Château Rauzan Gassies, Margaux 2nd Grand Cru Classé, 2011

December 1st, 2021

Lets visit Bordeaux 🍷

Château Rauzan Gassies, Margaux 2nd Grand Cru Classé, 2011
VND 3,350,000

The wines of Rauzan-Gassies are aged for 12 months in oak barrels (50% renewed each year). This is a classical Margaux. The nose develops aromas of violet, blackberry and blackcurrant. On the palette it is full and rich but also has very fine tannins following the style of Margaux wines.

* Country/Region: Bordeaux
* Appellation: Margaux
* Domain: Château Rauzan Gassies
* Ranking: 2ème Grand Cru Classé
* Colour: Red
* Owner: SCI du Château Rauzan-Gassies
* Surface Area: 30 ha
* Production: 120000 bottles
* Grape variety: 65% Cabernet Sauvignon, 25% Merlot, 10% Cabernet franc

The property's history goes back to 1661, when Pierre de Rauzan, a merchant in the Place de Bordeaux and steward at Château Margaux, acquired the seigniory of Gassies and its vineyard. His descendants continued his work until the Revolution, when the property was split into Rauzan-Ségla and Rauzan-Gassies. In 1855 the two Rauzan were classed as a second grand cru. Today the property belongs to the descendants of Paul Quié, a wine broker who bought it in 1946. The family also owns Château Bel Orme Tronquoy de Lalande and Croizet-Bages. Château Rauzan-Gassies' vineyard consists of numerous small plots spread over one of the Garonne's fossil beds, thereby offering a comprehensive range of soils that provide a good illustration of the terroir's characteristics. A new vat room with stainless steel vats with a capacity of 4,000 hectolitres was built in 1992.

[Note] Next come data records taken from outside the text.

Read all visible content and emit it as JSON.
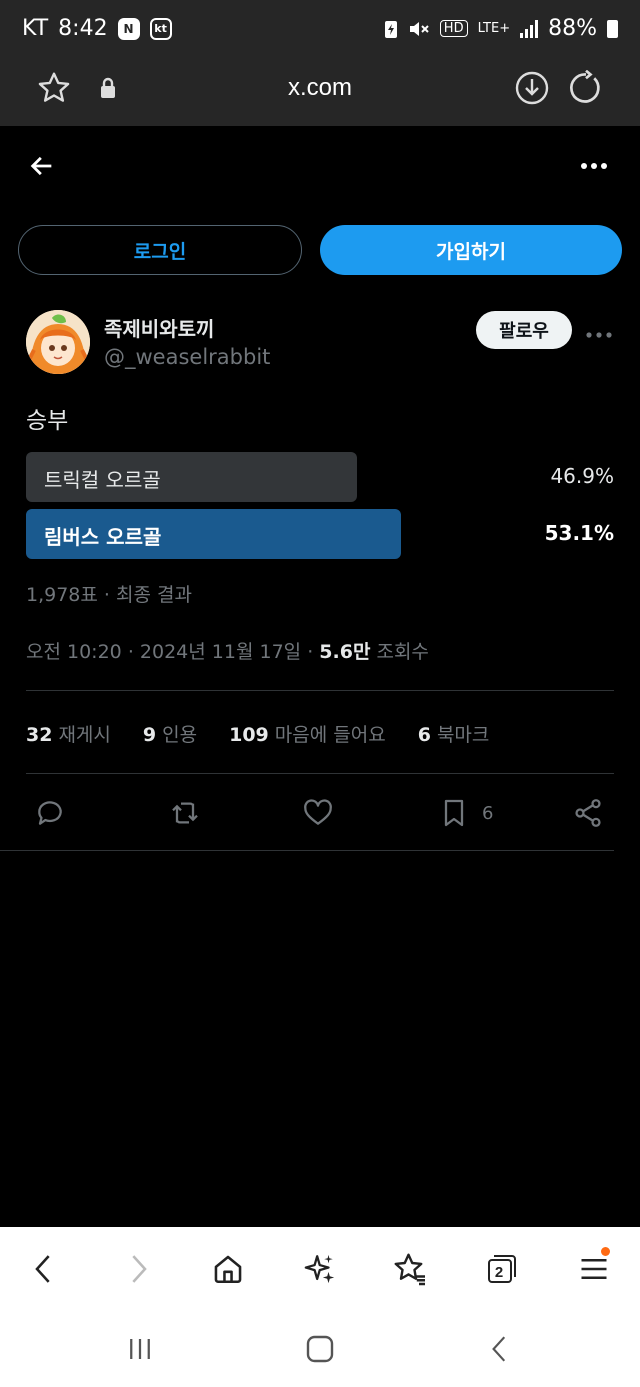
{
  "status_bar": {
    "carrier": "KT",
    "time": "8:42",
    "badge_n": "N",
    "badge_kt": "kt",
    "hd_label": "HD",
    "network": "LTE+",
    "battery": "88%"
  },
  "browser": {
    "url": "x.com",
    "tab_count": "2"
  },
  "auth": {
    "login_label": "로그인",
    "signup_label": "가입하기"
  },
  "post": {
    "display_name": "족제비와토끼",
    "handle": "@_weaselrabbit",
    "follow_label": "팔로우",
    "text": "승부",
    "poll": {
      "options": [
        {
          "label": "트릭컬 오르골",
          "percent": "46.9%",
          "fraction": 0.469
        },
        {
          "label": "림버스 오르골",
          "percent": "53.1%",
          "fraction": 0.531
        }
      ],
      "meta": "1,978표 · 최종 결과"
    },
    "timestamp": {
      "time": "오전 10:20",
      "date": "2024년 11월 17일",
      "views_value": "5.6만",
      "views_label": "조회수"
    },
    "stats": {
      "reposts_count": "32",
      "reposts_label": "재게시",
      "quotes_count": "9",
      "quotes_label": "인용",
      "likes_count": "109",
      "likes_label": "마음에 들어요",
      "bookmarks_count": "6",
      "bookmarks_label": "북마크"
    },
    "actions": {
      "bookmark_count": "6"
    }
  },
  "colors": {
    "accent": "#1d9bf0",
    "winner_bar": "#1a5a8f",
    "loser_bar": "#333639"
  }
}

Margaux is an important appellation in the Haut-Médoc district of Bordeaux, southwestern France. Located 25 kilometers (15 miles) north of the city of Bordeaux, the appellation is famous for producing supple, perfumed wines, predominantly from Cabernet Sauvignon.

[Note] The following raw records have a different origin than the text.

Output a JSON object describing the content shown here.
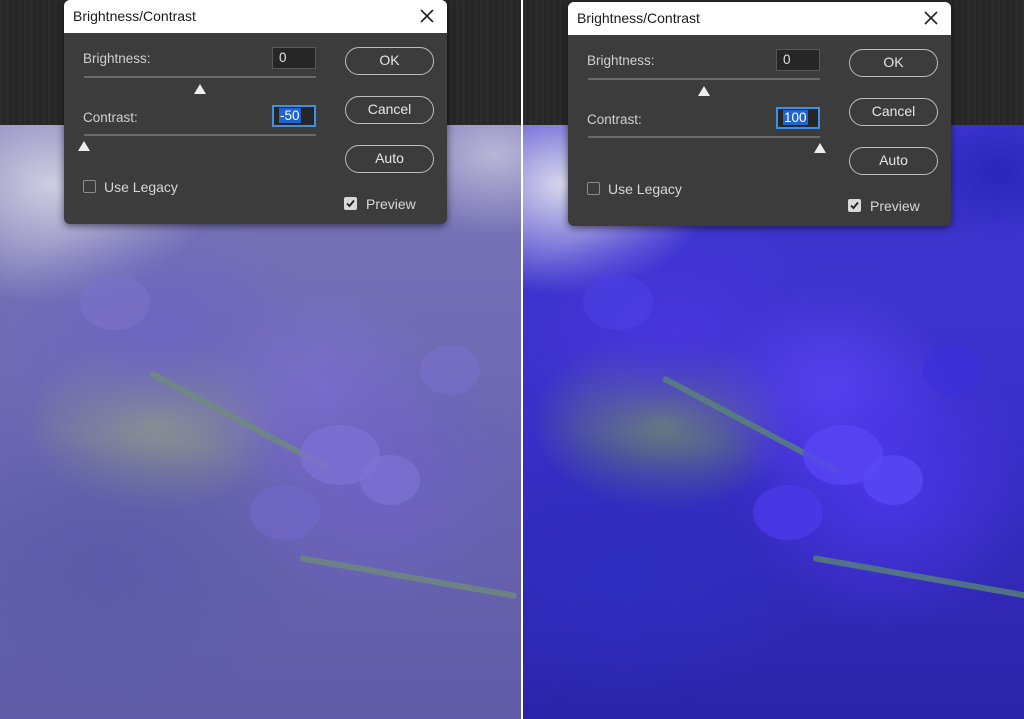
{
  "left": {
    "dialog": {
      "title": "Brightness/Contrast",
      "brightness_label": "Brightness:",
      "brightness_value": "0",
      "contrast_label": "Contrast:",
      "contrast_value": "-50",
      "ok_label": "OK",
      "cancel_label": "Cancel",
      "auto_label": "Auto",
      "use_legacy_label": "Use Legacy",
      "use_legacy_checked": false,
      "preview_label": "Preview",
      "preview_checked": true,
      "brightness_slider": 0.5,
      "contrast_slider": 0.0
    }
  },
  "right": {
    "dialog": {
      "title": "Brightness/Contrast",
      "brightness_label": "Brightness:",
      "brightness_value": "0",
      "contrast_label": "Contrast:",
      "contrast_value": "100",
      "ok_label": "OK",
      "cancel_label": "Cancel",
      "auto_label": "Auto",
      "use_legacy_label": "Use Legacy",
      "use_legacy_checked": false,
      "preview_label": "Preview",
      "preview_checked": true,
      "brightness_slider": 0.5,
      "contrast_slider": 1.0
    }
  },
  "icons": {
    "close": "close-icon",
    "slider_thumb": "slider-thumb-icon",
    "checkmark": "checkmark-icon"
  },
  "colors": {
    "dialog_bg": "#3c3c3c",
    "titlebar_bg": "#ffffff",
    "input_focus": "#3e8fe6",
    "selection": "#1f63cc"
  }
}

The Margaux appellation contains 21 cru classé properties from the 1855 Bordeaux Classification (20 of which still exist), more than any other Left Bank appellation. It is also, geographically speaking, the largest in the Médoc, and is divided into five communes or parishes.

In the north, Soussans borders Pauillac. It boasts no cru classé wines, unlike the commune of Margaux to its south. The latter includes ten cru classé chateaux including first growth Château Margaux, and Château Palmer which is "only" a third growth but regarded as one of the great Bordeaux estates. South of Margaux commune Cantenac is home to seven cru classé properties. Giscours and Dauzac are the crus classés based in Labarde, while southernmost Arsac is further inland and the location of fifth growth Château du Tertre.
In Saint-Julien, Saint-Estèphe and Pauillac, the vineyards belonging to each château are often clearly divided and consolidated in a single plot, but in Margaux, this is not the case. Here, even vineyards belonging to the wealthier châteaux are dispersed and mixed in with those of their rivals. The result is that the idea of unique terroirs is diluted, and so winemaking practices and choice of grape varieties play more important roles in the character of wines.
The distinctive flavors and textures of Margaux wines are often attributed to the local soils. In Margaux, the soils have a high gravel content (Pauillac and Saint-Estèphe have slightly more clay), which leads to excellent drainage and a low level of nutrients. Vines grow well in poor, loose, free-draining soil; the poorer the soil, the deeper the vines must go to find water and nourishment. This makes them physically stronger and also allows them to reflect the specific characteristics of the deeper soils. The downside is that Margaux's wines can seem almost too light and delicate in cool vintages.
The grapes permitted for use here are Cabernet Sauvignon, Cabernet Franc, Merlot, Carmenère, Petit Verdot and Malbec. They must come from vineyards planted to densities of 6500 to 10,000 plants per hectare (2631 and 4048 per acre). The total vineyard area of the appellation covers approximately 1530 hectares (3780 acres).